Related Story: 3News Special Report: Pipeline To Power
When thing's really go wrong at a refinery our camera's are there to capture the action. This is one of the few times viewers get an up close look at the plants. The monuments of steel and steam are the first thing visitors see as they approach the city along Interstate 37.
We thought it might be interesting to give everyone a look behind the gate at one of our refineries. Flint Hills agreed to show us around their place and we took them up on their offer.
Once inside, we went straight to the nerve center of the refinery. It's called the central control room. It's located at the West plant off Suntide. Mike Fessenden is the daylight shift manager.
"These gentlemen here run the mid and West crude unit and they're also responsible for monitoring our first and third stage flare," says Fessenden.
The workers train their eyes on the computer screens to make sure every area of the plant is running properly. They have the power to shutdown or turn on practically anything and everything in the East and West plants. With that much authority, comes a lot of training. Fessenden told us it takes about a years worth of training to get someone ready to take on the responsibility of this job.
"Today it's real time, in the past it was a phone call. Someone would drive a truck over to a unit and have a conversation that way, but today it's instantaneous when something happens here they know about it over there. So without central control there's a lot of thing's we couldn't do that we do today," says Fessenden.
Flint hills handles about 300,000 barrels of oil per day. Of course, a lot of that oil is coming from right here in Texas. Drilling rigs are popping up all over the state with the Eagle Ford Shale discovery pumping billions of dollars into our economy. Here at the plant, all that product is stored in huge tanks. Some can hold half a million barrels of oil.
"We blend mixtures of crudes. In this case some foreign crude and some domestic crude and we pump that into our crude units," says Rolland Longoria with Flint Hills.
The crude units at the West plant separate out the salt and sand from the oil. Then the crude is sent to a heater tower where different temperatures help to transform it into diesel, jet fuel and of course gasoline. It takes about 24 hours to complete the process.

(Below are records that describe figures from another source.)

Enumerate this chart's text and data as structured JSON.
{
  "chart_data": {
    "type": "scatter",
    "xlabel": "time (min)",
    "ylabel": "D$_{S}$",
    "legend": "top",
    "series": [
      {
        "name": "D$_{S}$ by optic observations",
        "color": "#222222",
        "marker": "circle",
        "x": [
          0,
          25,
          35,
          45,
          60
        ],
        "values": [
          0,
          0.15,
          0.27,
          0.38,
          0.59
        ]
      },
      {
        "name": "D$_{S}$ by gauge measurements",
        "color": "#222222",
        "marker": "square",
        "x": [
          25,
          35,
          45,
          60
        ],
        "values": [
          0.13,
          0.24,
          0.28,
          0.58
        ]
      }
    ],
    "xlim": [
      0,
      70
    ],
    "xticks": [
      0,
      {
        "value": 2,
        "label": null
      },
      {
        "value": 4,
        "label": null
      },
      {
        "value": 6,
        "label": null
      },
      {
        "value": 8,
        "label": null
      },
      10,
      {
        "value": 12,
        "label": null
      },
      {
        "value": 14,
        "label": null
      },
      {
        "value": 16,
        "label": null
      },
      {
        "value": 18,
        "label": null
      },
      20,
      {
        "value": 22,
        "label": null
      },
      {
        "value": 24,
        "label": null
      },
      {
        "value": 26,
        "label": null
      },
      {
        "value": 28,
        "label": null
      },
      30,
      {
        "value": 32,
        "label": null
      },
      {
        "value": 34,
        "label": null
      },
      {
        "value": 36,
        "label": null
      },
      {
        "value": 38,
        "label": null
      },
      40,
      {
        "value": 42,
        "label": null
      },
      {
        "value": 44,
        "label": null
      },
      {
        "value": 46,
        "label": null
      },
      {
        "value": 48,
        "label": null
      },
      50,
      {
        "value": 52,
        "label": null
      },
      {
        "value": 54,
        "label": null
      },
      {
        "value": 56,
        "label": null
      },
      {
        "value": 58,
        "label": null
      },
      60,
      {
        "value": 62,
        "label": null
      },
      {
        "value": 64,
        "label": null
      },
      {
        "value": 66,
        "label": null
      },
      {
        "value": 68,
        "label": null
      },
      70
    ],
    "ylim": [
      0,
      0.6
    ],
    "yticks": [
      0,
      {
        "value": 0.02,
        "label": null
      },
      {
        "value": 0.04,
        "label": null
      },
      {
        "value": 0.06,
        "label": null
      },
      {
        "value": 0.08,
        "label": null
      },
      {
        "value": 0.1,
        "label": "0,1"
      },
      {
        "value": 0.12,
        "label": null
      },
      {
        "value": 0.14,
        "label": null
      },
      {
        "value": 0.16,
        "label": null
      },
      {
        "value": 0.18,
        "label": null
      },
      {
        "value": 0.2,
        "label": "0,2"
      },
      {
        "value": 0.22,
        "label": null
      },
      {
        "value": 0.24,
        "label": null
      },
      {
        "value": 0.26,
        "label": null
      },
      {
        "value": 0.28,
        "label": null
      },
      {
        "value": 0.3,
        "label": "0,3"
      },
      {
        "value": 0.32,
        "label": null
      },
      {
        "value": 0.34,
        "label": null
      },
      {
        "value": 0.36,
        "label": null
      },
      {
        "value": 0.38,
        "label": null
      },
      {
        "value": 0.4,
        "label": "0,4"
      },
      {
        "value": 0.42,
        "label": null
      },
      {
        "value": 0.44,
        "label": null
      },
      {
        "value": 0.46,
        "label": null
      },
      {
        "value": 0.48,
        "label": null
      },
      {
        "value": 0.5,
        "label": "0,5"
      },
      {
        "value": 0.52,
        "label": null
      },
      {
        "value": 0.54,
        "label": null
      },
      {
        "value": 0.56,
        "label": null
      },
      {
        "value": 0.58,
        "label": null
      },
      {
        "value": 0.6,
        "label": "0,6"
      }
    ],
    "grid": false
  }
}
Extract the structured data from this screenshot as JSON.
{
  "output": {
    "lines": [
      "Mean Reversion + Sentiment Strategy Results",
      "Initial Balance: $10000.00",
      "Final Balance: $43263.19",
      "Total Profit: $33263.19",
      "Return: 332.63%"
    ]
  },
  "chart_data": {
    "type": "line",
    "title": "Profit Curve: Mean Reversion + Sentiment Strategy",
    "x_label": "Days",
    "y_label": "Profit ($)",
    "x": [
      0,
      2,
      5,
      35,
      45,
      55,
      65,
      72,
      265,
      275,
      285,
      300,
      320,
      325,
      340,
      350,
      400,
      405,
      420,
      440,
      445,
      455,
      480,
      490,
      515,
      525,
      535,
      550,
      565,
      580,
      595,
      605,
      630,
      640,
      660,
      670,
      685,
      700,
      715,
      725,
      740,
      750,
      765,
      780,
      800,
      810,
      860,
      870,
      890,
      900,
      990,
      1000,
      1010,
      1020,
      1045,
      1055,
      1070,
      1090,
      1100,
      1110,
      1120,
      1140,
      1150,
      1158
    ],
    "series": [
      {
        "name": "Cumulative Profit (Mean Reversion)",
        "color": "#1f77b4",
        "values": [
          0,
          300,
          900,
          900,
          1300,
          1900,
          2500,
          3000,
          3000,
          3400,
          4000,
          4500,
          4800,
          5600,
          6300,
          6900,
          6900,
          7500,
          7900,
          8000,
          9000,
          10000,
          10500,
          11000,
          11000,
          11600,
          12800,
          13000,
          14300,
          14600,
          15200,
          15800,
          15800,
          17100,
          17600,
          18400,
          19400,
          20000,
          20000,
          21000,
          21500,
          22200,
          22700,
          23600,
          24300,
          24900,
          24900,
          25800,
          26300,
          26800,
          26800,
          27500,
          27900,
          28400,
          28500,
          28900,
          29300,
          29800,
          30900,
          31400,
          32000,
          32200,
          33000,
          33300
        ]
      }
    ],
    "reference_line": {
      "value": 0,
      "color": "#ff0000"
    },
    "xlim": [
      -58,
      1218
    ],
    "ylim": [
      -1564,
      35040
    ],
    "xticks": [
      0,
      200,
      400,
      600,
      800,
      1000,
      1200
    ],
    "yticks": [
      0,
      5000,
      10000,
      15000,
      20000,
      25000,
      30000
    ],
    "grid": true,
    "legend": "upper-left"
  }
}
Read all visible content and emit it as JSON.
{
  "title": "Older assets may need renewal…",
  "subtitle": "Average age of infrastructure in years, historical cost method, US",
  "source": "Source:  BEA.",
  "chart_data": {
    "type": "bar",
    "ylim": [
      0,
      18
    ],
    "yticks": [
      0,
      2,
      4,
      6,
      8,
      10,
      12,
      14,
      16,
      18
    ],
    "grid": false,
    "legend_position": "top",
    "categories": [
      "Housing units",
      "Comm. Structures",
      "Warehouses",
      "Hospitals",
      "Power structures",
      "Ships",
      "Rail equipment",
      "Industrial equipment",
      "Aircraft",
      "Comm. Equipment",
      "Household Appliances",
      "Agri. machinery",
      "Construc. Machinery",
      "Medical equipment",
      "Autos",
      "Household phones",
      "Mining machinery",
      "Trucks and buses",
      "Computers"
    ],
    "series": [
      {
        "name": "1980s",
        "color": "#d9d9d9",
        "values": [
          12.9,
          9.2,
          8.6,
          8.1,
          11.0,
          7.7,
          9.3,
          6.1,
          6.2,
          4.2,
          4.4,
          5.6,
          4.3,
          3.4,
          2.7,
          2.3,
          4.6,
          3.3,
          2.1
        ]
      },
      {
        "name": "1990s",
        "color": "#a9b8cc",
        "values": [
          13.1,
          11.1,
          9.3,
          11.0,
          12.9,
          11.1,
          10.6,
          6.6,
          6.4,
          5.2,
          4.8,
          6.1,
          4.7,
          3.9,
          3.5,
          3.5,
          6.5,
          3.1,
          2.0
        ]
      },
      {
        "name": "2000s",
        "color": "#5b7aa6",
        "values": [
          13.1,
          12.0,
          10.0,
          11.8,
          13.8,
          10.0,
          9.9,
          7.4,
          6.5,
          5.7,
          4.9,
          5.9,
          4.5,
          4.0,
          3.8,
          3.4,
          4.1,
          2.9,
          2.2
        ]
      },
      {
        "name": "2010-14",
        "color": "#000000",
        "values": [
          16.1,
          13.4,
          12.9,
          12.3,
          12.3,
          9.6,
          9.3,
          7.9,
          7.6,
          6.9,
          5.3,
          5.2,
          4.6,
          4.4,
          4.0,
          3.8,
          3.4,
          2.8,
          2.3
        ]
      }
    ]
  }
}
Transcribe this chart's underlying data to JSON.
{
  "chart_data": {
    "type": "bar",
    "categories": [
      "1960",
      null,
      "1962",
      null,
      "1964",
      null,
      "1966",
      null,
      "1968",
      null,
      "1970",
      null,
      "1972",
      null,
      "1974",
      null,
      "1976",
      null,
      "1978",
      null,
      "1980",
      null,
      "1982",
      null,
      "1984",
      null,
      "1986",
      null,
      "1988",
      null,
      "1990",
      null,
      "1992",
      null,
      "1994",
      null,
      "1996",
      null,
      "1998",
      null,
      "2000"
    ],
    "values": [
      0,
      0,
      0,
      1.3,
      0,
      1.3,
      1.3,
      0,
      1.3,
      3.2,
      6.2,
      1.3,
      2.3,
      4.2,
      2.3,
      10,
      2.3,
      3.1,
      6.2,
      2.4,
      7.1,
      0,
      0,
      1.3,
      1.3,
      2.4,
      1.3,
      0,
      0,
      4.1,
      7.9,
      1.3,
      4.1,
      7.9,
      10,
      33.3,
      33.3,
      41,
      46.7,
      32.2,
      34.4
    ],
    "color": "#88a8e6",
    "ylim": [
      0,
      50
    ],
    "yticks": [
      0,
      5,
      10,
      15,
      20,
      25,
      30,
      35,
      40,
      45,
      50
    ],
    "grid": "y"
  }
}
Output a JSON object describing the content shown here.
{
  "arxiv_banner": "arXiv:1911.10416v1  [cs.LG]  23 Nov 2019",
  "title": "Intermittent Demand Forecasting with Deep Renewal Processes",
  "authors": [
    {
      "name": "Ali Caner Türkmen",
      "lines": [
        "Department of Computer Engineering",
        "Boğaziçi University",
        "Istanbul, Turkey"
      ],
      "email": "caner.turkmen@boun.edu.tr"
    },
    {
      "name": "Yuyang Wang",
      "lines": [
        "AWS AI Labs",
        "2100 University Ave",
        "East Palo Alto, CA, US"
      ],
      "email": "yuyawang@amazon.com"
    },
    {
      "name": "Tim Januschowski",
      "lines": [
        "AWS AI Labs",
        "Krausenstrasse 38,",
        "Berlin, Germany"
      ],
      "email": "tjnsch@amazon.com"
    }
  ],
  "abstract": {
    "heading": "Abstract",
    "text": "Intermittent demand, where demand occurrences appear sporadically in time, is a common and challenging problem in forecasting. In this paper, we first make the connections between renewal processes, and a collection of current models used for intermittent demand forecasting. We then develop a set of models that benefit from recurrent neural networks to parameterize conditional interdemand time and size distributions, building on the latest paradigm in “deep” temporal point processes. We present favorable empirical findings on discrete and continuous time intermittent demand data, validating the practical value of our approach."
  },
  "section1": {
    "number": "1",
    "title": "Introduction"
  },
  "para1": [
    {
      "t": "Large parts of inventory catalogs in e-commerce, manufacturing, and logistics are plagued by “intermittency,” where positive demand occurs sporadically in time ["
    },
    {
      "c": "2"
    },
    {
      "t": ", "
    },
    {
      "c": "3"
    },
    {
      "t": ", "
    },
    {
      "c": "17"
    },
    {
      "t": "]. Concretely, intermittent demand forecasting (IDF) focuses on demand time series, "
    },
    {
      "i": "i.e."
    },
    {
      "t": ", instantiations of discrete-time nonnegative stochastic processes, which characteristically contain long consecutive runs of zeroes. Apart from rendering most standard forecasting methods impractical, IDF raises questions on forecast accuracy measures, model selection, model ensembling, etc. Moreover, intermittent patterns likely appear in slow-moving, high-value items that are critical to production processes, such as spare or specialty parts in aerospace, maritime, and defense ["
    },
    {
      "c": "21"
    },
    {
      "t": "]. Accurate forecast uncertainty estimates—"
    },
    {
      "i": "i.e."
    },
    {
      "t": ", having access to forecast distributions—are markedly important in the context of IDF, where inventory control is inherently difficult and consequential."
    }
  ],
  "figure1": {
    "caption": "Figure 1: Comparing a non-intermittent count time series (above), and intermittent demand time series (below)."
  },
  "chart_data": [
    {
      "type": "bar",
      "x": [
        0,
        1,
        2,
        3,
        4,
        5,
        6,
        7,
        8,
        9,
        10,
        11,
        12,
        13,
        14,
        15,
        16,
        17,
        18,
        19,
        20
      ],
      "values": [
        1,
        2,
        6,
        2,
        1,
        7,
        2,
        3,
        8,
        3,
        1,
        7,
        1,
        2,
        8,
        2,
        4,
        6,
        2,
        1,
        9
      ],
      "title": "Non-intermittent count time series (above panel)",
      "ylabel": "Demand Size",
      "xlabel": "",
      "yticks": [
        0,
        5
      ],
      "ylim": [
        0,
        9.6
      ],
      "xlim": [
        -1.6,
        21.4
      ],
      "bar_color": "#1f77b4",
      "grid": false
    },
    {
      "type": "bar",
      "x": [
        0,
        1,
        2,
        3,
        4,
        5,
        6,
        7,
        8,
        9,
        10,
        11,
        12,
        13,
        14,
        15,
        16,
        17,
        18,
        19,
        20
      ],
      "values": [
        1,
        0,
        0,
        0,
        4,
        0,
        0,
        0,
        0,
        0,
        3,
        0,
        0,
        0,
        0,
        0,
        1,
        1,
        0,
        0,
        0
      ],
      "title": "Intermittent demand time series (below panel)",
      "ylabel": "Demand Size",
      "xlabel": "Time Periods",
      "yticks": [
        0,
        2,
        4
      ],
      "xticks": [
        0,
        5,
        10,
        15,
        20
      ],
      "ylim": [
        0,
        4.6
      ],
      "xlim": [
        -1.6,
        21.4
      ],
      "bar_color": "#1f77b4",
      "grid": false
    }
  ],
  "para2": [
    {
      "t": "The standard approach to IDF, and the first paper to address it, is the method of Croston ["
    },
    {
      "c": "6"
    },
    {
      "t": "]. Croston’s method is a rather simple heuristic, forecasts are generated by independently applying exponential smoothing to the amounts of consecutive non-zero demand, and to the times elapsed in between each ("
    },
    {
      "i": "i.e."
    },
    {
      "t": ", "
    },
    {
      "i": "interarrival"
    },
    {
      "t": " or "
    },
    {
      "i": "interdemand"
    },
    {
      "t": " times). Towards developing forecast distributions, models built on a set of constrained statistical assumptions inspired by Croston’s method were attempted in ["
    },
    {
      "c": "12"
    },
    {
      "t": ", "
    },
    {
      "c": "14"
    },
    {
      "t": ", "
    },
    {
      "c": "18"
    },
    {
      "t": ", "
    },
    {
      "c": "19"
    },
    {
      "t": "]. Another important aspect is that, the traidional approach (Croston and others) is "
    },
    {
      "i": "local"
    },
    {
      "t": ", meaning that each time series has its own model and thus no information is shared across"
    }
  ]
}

"You have a lot of employees here and it's a process of taking something that's naturally occurring in the ground and using technology if you will that will translate into a product that will help the community provides gasoline, plastic bottles," says Valerie Pompa, Flint Hills Production Manager.
There's another thing people may wonder about. What's all that smokey stuff that's always coming from the plants?
"What you're seeing in those steam clouds is just it, steam so no different than if you had a teapot at home or an iron you're heating up water and that's a vent for that steam and why you see it more on some days has to do with humidity and other outside conditions," says Pompa.
There's also the question about the flares we always seem to see on the news. Sometimes the flames can be seen for miles.
"The flares are pure and simple a safety device and our philosophy around our plants is they're there for one purpose emergency only and you'll never see Flint Hills using flaring to try and increase production. In fact, when you flare you're losing a lot of money so it's counterintuitive that you would ever flare to make money," says Flint Hills Plant Manager, Phil Gaarder.
Once all the crude is turned into various fuels the final product is sent out through these pipelines that run all through the plant.
There are two pipelines with both going to North Texas. Flint Hills is looking to get more of that Eagle Ford oil into its plant. That's why it's working on completing a new pipeline from Pettus in Bee County to another site just outside of Taft. Koch Pipeline is in charge of the project.
"We're really in a boom. This is one of the biggest opportunities in this area for crude oil and we're sitting really on the Eagle Ford play which is one of the largest crude oil plays in the united states," says Steve Ostrom, Director of Engineering for Koch Pipeline.
The Eagle Ford Shale promises to keep refinery row running at full capacity as they work behind the gate to keep the country going.